During the pandemic, when part of India was on lockdown, I had to go up very early to cover for our Indian team not being available. I started work at 05:00 A.M. and got up half an hour before that. It was tough in the beginning, but after some time I started to really enjoy it. I have my home office window towards the woods, and waking up when the forrest was most active, was inspiring. Every day I would share the morning with different animals.
But I've already worked remotely for 6 years and I find that with our nordic winter darkness I can be outdoors and enjoy the sun during the day and put in my hours when the sun sets. This I feel should be the norm up here in the nordic lats, when the sun starts setting at 3pm.
Be outdoors during the day, work later during the afternoon.
Working from home has taken away most of the pressure of an 8 hour schedule. What's actually important is just getting things done by a due date and being available for meetings. I very strongly prefer it this way.
Results and hours are very loosely correlated. There are times where my mind is so fresh I can do more than a day of work in just a few hours. There are other times where I am so mentally foggy I must work 10 hours straight only to still be behind. In both cases I am just as engaged with my work. Neither should be the expectation. It all evens out by the deadline, as it should.
Something todoist's CEO has been pushing for a long time (no affiliation other than I like his work) - https://twitter.com/amix3k
It does have a potential to be a night-mare for the middle managers tho. But I'm betting on human ingenuity to solve that as well.
P.S. If you’re a remote-working parent check out my weekly newsletter for remote-working parents https://thursdaydigest.com/
I know it’s a weird place to find a newsletter exactly for you. The transition is off, but I'm working on putting myself out there more ruthlessly.
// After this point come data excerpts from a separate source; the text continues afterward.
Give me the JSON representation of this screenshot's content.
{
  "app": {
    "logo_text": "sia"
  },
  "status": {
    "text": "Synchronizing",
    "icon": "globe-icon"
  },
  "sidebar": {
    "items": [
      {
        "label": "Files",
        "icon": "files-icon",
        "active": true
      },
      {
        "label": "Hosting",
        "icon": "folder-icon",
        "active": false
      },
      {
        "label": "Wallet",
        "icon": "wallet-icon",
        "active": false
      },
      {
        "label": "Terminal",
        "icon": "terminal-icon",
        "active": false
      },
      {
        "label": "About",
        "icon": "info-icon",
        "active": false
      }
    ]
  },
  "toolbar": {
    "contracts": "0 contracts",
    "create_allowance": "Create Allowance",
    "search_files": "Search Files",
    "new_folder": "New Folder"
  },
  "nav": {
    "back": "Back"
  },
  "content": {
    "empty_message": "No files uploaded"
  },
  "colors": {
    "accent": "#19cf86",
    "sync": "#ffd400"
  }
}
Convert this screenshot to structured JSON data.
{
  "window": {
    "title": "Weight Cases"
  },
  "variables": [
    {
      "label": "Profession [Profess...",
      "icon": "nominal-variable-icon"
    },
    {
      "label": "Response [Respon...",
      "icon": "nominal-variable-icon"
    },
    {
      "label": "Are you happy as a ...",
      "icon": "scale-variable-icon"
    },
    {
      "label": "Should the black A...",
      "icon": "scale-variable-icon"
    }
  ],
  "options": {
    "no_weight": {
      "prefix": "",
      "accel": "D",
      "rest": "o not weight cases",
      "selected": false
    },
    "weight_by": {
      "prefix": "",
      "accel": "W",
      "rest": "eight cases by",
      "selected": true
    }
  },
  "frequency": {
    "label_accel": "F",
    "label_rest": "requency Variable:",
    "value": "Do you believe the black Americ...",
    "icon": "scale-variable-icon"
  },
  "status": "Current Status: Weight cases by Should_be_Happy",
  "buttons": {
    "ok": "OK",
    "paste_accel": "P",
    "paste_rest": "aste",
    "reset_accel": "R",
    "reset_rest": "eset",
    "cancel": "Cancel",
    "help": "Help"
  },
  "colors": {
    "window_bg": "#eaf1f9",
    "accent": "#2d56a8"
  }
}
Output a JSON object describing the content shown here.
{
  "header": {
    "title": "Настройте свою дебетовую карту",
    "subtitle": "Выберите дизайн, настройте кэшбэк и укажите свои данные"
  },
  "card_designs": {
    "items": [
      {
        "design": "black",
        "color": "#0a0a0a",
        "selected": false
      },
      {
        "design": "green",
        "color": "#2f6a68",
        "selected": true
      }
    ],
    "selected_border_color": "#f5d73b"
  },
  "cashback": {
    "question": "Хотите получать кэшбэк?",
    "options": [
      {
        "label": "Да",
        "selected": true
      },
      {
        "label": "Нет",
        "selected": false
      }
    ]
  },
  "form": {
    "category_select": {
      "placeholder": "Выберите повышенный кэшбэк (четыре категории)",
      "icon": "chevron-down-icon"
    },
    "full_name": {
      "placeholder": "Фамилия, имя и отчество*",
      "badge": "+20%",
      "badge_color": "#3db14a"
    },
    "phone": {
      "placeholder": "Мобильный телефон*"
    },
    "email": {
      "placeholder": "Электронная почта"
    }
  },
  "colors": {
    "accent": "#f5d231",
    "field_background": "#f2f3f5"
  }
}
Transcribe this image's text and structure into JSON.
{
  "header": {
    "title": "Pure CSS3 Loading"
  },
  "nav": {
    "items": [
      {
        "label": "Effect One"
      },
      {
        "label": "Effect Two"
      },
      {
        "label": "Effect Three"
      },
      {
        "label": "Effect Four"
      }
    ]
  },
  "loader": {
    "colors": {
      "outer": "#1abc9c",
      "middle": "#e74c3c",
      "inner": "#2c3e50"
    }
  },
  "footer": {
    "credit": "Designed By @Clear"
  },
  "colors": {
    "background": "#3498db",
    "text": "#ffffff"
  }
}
I guess it’s true what Seinfeld said, like when we can make our own people we just care less lol
Today, If I stay until 6am the next day I am almost guaranteed to have a headache and be worthless, but working in the evenings is still my prime time. My colleagues often tell me "dude, it's 11pm where you are at, go to sleep", but at this point that's my 2nd nature.
Still, many people in the same company manage to work the "normal" 8am-6pm days, so I guess to each their own.